Revenge Plot on Disney Amplifies – But It’s Unlikely Special Treatment Will Be Taken Away

It’s the news we were all expecting but still cannot fathom.

The Florida House of Representatives has today passed a controversial bill that would dissolve Disney’s special treatment ruling in the state.

Amid a political boycott of The Walt Disney Company, Florida Governor Ron DeSantis’ revenge plot against Disney is now on the verge of dismantling Walt Disney World’s bubble, the Reedy Creek Improvement District.


Credit: Disney

Lawmakers in the Florida state House joined the state Senate on Thursday, April 21, in voting to approve a bill that, starting in June 2023, would revoke the special self-governing privileges afforded to the Walt Disney World Resort. It now heads to Republican Florida Governor Ron DeSantis for his signature.

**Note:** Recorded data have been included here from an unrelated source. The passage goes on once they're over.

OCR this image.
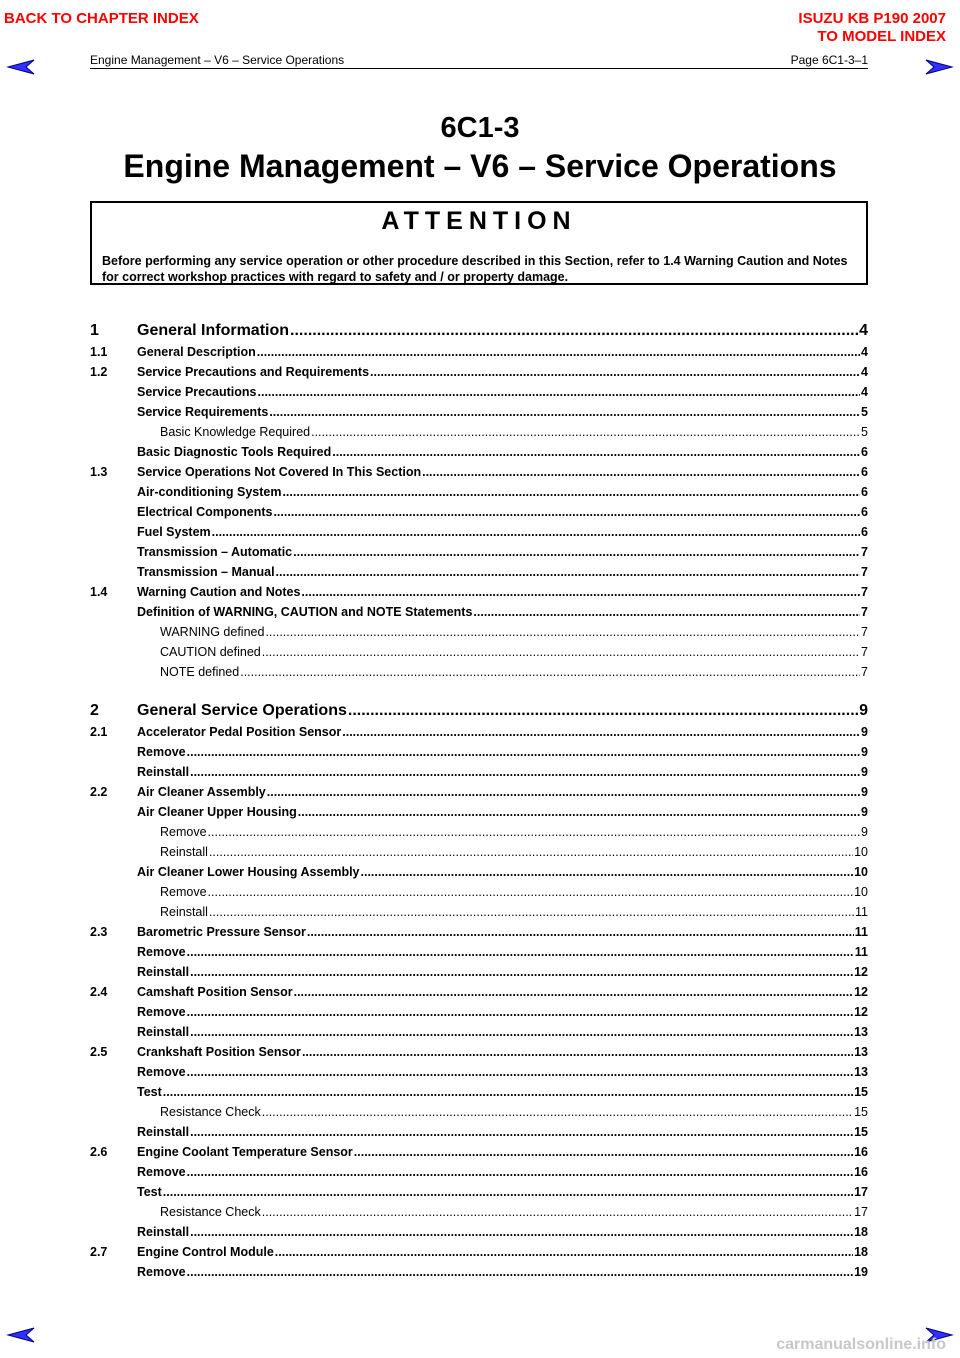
BACK TO CHAPTER INDEX	ISUZU KB P190 2007
TO MODEL INDEX
Engine Management – V6 – Service Operations	Page 6C1-3–1
6C1-3
Engine Management – V6 – Service Operations
ATTENTION
Before performing any service operation or other procedure described in this Section, refer to 1.4 Warning Caution and Notes for correct workshop practices with regard to safety and / or property damage.
1	General Information .....	4
1.1	General Description .....	4
1.2	Service Precautions and Requirements .....	4
Service Precautions .....	4
Service Requirements .....	5
Basic Knowledge Required .....	5
Basic Diagnostic Tools Required .....	6
1.3	Service Operations Not Covered In This Section .....	6
Air-conditioning System .....	6
Electrical Components .....	6
Fuel System .....	6
Transmission – Automatic .....	7
Transmission – Manual .....	7
1.4	Warning Caution and Notes .....	7
Definition of WARNING, CAUTION and NOTE Statements .....	7
WARNING defined .....	7
CAUTION defined .....	7
NOTE defined .....	7
2	General Service Operations .....	9
2.1	Accelerator Pedal Position Sensor .....	9
Remove .....	9
Reinstall .....	9
2.2	Air Cleaner Assembly .....	9
Air Cleaner Upper Housing .....	9
Remove .....	9
Reinstall .....	10
Air Cleaner Lower Housing Assembly .....	10
Remove .....	10
Reinstall .....	11
2.3	Barometric Pressure Sensor .....	11
Remove .....	11
Reinstall .....	12
2.4	Camshaft Position Sensor .....	12
Remove .....	12
Reinstall .....	13
2.5	Crankshaft Position Sensor .....	13
Remove .....	13
Test .....	15
Resistance Check .....	15
Reinstall .....	15
2.6	Engine Coolant Temperature Sensor .....	16
Remove .....	16
Test .....	17
Resistance Check .....	17
Reinstall .....	18
2.7	Engine Control Module .....	18
Remove .....	19
carmanualsonline.info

The move has come as retaliation for Disney CEO Bob Chapek’s critical stance on Florida’s Parental Rights in Education Bill passed last month. Disney initially shied away from making a public statement regarding Florida’s new bill, dubbed the “Don’t Say Gay” bill, which many people believe targets the LGBTQ+ community and restricts conversations about gender and LGBTQ+ identities in schools.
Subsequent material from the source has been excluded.